Я рассказываю; он жадно слушает, задает вопросы. Иногда я с трудом понимаю, – так ломанно он говорит, но чувствую – бывалый человек и, по-видимому, разбирается в основах советской власти. Между прочим, тоже был на съезде делегатом.

– А скажи, как товарищ Ленин там?

– Ничего, работает. Стреляли в него.

– Кто стрелял?

– Помещики, капиталисты, генералы подослали таких, что стреляли. Ранили. Выздоровел, теперь работает.

– Ну, дай ему бог здоровья. Хароший шаловек. А пуля таскал с него?

– Пуля осталась. Не мешает, здоров по-прежнему.

– Пущай таскал пулю с себе, а то пуля абрастал в шаловеке горьким мясам. Поедешь Москва, скажи ему, пускай дюже таскал пуля.
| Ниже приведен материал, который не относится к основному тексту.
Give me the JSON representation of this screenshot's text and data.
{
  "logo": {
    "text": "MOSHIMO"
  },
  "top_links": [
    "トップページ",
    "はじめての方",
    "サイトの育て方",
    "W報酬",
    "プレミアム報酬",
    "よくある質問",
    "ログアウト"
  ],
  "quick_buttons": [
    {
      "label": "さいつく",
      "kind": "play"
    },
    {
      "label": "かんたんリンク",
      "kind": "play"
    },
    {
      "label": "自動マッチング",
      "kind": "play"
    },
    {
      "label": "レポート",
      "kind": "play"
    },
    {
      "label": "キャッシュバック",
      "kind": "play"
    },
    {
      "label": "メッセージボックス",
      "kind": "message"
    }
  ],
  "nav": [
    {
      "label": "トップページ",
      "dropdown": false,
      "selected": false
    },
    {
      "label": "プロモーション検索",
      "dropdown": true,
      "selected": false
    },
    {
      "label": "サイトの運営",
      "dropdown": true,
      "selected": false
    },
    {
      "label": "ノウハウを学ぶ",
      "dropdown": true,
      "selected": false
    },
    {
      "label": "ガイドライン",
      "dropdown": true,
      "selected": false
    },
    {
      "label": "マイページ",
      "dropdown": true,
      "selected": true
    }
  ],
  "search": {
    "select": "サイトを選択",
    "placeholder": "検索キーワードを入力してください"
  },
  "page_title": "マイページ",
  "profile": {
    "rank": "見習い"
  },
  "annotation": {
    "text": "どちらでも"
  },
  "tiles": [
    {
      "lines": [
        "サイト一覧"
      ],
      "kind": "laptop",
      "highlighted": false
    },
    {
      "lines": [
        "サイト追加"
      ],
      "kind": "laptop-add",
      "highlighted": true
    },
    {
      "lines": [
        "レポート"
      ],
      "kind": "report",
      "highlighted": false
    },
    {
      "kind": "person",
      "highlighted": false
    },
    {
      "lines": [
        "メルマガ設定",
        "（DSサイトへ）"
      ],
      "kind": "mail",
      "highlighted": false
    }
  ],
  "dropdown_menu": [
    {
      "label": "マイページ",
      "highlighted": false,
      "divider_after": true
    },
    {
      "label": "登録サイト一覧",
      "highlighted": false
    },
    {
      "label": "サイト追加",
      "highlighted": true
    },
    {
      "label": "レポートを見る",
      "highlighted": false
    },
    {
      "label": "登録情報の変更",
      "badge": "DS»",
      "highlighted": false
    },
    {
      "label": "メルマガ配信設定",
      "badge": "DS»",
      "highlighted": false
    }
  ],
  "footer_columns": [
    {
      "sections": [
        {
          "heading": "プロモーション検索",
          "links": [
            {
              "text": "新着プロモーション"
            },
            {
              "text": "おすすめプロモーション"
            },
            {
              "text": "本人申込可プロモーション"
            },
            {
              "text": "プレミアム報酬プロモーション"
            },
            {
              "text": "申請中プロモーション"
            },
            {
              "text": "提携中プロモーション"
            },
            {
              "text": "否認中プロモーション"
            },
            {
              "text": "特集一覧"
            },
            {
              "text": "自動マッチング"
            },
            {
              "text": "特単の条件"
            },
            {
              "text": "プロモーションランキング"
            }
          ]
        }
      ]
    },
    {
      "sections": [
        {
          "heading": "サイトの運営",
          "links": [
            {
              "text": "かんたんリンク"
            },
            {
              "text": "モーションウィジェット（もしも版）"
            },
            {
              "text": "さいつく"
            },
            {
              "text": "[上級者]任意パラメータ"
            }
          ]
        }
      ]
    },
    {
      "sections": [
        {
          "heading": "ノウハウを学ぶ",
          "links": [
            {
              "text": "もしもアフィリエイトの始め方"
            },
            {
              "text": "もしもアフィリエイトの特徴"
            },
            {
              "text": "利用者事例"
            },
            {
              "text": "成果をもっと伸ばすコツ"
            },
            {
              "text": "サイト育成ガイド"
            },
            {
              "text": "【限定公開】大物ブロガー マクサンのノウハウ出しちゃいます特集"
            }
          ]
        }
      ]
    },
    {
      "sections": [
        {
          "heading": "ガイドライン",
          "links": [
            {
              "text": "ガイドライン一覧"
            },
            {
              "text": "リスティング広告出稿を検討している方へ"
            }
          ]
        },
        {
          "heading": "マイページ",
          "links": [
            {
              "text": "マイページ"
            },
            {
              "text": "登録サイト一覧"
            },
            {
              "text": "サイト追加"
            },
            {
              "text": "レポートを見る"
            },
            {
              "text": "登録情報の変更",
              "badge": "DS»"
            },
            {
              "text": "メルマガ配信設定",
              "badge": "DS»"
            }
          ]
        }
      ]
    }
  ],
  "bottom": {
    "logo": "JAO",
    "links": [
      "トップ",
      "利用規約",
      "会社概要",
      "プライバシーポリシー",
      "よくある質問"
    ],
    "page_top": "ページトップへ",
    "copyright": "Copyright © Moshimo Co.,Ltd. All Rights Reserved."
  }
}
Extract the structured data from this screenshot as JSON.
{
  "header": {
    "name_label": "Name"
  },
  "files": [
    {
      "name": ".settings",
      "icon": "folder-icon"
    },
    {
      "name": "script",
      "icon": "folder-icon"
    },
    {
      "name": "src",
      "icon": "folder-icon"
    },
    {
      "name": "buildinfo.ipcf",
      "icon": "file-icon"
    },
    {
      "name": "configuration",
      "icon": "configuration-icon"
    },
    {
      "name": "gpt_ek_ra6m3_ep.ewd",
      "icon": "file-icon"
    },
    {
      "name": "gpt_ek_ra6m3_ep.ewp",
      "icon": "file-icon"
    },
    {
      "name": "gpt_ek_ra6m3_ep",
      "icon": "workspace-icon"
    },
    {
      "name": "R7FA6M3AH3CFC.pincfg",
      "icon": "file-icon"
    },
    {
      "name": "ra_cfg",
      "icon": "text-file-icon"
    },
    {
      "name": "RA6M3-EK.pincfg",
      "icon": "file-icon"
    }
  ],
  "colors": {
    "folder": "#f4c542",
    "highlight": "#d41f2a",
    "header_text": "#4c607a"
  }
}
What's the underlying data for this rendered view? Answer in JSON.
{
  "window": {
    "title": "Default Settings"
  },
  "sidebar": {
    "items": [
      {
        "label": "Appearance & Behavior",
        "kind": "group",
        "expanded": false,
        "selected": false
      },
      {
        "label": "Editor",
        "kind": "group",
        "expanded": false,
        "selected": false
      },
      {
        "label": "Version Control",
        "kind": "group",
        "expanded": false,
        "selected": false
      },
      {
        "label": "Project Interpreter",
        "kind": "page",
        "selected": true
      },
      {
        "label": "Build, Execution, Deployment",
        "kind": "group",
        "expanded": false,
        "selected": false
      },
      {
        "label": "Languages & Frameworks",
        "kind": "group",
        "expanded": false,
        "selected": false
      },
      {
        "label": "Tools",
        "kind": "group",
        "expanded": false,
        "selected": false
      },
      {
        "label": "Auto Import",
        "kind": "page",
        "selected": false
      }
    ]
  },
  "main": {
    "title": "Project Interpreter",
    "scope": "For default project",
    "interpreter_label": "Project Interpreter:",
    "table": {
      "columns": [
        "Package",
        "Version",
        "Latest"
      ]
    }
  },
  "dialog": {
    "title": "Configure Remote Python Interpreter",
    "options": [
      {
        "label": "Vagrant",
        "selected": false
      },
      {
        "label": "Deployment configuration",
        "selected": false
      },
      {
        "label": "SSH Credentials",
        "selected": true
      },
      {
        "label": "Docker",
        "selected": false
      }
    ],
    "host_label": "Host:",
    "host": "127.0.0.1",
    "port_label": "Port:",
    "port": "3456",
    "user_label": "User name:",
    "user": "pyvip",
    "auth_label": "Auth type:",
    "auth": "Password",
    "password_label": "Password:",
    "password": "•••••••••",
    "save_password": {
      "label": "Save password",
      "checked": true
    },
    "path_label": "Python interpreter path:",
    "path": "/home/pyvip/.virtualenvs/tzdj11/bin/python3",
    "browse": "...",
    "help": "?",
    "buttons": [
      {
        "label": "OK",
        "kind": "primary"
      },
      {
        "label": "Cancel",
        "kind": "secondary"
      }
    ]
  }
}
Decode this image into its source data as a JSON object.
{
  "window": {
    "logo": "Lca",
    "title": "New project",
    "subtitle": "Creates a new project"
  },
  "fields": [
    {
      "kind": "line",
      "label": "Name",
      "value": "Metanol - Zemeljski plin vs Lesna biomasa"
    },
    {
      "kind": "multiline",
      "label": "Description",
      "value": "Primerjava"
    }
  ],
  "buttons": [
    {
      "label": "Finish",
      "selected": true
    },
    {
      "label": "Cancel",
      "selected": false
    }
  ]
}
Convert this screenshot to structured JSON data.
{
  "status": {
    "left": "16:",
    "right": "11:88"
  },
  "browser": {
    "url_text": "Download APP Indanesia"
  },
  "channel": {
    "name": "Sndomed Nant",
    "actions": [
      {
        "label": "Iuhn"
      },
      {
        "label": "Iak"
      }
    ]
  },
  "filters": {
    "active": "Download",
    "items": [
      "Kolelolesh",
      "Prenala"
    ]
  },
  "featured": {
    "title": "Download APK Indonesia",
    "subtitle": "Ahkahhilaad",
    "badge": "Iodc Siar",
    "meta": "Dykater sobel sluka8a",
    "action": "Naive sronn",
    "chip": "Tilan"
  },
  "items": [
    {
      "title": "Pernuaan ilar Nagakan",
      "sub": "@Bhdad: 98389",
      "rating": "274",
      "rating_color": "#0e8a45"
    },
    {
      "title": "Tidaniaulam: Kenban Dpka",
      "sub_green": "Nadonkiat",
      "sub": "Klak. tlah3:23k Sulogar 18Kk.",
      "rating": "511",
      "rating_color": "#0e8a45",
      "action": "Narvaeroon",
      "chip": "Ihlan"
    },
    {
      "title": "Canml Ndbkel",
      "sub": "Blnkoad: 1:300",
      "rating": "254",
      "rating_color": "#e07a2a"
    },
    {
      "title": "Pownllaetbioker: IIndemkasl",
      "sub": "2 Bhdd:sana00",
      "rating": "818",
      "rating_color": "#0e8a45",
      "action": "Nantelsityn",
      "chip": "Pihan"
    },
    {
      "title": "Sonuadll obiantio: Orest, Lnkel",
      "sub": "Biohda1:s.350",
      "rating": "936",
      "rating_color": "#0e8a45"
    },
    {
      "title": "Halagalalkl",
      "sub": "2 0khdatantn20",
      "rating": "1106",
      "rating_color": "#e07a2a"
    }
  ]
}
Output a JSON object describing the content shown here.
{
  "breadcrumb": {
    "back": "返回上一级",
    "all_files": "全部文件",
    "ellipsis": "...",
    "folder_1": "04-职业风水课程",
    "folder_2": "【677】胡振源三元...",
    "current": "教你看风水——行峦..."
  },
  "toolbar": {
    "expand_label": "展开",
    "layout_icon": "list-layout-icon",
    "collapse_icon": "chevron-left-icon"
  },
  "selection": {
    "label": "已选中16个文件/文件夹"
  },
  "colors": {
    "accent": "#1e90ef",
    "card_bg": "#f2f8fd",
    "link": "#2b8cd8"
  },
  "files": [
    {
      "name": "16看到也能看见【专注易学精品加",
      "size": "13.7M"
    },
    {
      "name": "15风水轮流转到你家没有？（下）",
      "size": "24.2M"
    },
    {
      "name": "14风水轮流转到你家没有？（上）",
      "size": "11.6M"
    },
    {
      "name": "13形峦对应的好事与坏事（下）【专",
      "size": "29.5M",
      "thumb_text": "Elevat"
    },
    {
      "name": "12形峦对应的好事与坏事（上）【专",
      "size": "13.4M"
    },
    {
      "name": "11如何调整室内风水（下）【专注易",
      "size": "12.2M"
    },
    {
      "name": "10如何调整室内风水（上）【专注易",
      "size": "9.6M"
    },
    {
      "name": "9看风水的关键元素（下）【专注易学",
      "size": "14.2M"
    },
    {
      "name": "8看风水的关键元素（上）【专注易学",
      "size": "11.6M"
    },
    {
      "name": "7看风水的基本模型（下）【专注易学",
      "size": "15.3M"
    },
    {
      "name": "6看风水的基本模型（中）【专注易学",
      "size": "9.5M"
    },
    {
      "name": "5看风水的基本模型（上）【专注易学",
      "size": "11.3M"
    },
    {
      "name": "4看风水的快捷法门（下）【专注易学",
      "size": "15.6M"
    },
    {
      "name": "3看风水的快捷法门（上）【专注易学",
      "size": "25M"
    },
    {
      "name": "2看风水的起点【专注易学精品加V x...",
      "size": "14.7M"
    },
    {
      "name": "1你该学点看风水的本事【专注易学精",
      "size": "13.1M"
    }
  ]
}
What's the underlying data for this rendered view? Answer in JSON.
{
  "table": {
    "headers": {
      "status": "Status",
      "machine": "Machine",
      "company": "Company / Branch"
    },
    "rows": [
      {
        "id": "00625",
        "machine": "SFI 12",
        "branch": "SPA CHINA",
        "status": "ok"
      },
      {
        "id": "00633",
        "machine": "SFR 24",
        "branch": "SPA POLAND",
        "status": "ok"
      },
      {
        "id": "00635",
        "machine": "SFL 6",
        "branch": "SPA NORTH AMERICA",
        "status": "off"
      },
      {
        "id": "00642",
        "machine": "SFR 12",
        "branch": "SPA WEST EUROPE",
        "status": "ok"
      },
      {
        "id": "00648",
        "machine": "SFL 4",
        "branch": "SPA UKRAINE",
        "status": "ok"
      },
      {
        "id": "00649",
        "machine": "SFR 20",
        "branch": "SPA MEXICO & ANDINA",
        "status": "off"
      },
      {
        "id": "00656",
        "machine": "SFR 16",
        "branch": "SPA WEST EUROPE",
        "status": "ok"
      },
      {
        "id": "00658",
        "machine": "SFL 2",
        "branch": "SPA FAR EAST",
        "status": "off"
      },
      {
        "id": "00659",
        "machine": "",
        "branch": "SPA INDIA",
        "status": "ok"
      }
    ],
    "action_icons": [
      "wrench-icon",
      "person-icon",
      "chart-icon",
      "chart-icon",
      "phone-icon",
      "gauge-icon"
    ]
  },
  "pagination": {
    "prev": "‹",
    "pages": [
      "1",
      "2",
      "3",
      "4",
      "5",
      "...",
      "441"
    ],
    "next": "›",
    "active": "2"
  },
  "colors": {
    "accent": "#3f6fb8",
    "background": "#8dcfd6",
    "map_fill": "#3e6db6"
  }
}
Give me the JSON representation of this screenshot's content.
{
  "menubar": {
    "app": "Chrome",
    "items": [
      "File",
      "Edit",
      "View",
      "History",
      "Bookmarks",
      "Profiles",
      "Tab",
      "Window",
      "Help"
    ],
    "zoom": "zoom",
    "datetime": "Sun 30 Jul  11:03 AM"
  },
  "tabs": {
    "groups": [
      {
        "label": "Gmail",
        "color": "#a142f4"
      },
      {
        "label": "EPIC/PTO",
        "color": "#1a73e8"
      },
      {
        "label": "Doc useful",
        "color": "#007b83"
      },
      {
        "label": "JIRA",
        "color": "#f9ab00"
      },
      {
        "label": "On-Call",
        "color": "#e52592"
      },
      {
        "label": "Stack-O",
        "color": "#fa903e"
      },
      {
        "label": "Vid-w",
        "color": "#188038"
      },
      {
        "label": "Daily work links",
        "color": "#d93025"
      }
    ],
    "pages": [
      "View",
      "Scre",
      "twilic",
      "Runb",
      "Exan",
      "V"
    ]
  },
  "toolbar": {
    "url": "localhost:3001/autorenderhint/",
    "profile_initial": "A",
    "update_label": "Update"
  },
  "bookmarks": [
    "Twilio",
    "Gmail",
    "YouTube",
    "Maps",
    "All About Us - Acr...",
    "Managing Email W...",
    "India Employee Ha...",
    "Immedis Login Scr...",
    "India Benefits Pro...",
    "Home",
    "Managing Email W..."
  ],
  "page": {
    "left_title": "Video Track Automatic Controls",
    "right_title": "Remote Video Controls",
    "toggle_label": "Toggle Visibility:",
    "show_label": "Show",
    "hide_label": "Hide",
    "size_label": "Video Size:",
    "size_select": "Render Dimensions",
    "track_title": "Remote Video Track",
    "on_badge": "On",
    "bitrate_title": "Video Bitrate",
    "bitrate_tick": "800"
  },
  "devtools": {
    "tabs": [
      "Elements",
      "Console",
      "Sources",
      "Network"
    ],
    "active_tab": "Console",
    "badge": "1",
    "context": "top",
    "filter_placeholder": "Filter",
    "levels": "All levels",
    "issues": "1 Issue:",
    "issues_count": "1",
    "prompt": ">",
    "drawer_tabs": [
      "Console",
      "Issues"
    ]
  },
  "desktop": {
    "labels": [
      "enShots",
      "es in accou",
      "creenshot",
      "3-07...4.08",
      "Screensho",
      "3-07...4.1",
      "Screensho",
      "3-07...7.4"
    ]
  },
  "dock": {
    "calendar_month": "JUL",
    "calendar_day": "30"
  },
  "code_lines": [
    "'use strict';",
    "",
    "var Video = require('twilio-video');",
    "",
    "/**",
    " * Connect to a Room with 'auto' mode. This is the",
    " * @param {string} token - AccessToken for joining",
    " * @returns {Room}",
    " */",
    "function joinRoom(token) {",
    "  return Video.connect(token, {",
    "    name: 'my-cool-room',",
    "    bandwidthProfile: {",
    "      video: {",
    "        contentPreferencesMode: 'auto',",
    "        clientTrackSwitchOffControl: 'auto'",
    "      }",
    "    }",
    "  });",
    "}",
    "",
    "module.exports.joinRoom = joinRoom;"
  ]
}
То все Деника, – его дела… Ух, балшой падлец!..

Он внезапно толкнул лошадь в мою сторону, так что звякнули наши стремена, весь перегнулся, опираясь рукой о кинжал, и спросил:

– Скажи, товарищ: товарищ Ленин опять будет править?

– Через четыре месяца соберутся выборные от всех рабочих и крестьян в Москву. Скоро и ваши выборные поедут туда. Вот соберутся, позовут товарища Ленина и спросят: «Ну как, товарищ Ленин, ты правил нашими делами?» Товарищ Ленин все расскажет до ниточки, как правил. Подумают, подумают рабочие и крестьяне, – хорошо правил, и скажут: «Ну, заправляй и дальше нашими делами». А если бы товарищ Ленин маху дал, рабочие бы сказали: «Ну, товарищ Ленин промашку дал; делать нечего, другого выберем».

Он, перегнувшись ко мне, как будто в его теле не было ни одной косточки, жадно слушал, полураскрыв спекшиеся истрескавшиеся губы.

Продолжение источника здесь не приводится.